Reasonable suspicion testing
- Ensure that reasonable suspicion determinations are based on observable and contemporaneous signs and symptoms of drug or alcohol use.
Post accident testing
- Use post-accident decision making forms to determine if DOT post-accident drug and alcohol tests need to be performed.
- If the accident does not involve a fatality, and the driver can be discounted as a contributing factor to the accident, do not conduct post-accident testing. Document this on the post-accident decision making form.
- Ensure the collection site is given the correct information regarding the correct post-accident testing authority (e.g., Federal Transit Authority, Federal Motor Carrier Safety Administration, Federal Railroad Administration or non-DOT).
- Ensure the collection site uses non-DOT testing forms for tests conducted under the employer’s authority.
Return to duty testing
- Ensure that collectors are observing all return-to-duty specimen collections. This should be noted in the “remarks” section of the control and custody form.
- Ensure that the follow-up testing is conducted in accordance with the substance abuse follow-up testing plan.
- Ensure that at least six tests are conducted within the 1st year (rolling 12 months) of the employee’s return to duty after a positive test result or test refusal.
- Ensure that any additional tests required by the follow-up plan are conducted according to the substance abuse professional instructions.

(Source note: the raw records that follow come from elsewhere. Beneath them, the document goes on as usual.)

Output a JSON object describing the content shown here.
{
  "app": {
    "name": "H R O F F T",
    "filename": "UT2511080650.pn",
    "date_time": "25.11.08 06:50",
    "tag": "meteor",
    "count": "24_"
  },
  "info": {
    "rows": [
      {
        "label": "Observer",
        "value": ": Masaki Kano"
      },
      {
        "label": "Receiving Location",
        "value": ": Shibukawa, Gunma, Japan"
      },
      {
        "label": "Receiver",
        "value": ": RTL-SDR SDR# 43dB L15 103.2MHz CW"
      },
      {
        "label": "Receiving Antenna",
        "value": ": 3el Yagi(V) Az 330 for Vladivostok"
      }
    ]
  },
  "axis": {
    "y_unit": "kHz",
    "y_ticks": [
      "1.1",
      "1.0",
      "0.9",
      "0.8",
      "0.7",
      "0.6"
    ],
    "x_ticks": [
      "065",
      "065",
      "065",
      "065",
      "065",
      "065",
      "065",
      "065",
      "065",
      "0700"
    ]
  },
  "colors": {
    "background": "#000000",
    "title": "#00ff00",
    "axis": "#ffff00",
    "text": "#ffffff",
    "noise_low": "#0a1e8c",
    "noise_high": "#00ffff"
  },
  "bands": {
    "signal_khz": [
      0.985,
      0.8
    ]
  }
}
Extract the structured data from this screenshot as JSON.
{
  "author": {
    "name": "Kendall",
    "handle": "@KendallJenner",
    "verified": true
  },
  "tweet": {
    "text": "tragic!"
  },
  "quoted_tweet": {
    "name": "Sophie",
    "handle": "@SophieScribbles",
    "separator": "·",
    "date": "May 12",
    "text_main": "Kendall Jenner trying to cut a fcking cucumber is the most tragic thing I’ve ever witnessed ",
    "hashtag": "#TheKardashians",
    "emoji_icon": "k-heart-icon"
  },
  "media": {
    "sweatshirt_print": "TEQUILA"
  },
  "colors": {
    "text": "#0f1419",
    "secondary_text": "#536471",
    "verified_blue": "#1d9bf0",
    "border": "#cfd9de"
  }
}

- Ensure that collectors are observing all follow-up specimen collections. This should be noted in the “remarks” section of the control and custody form.
- Ensure the number of tests you reported in the online reporting system matches the number of tests in your random testing workbooks.
- Ensure that there are no pre-employment alcohol tests reported in the on-line report (unless your agency has chosen to conduct pre-employment alcohol tests).
- Verify and/or update the pre-filled employer, contact, and consortium/third party administrator information in the online report.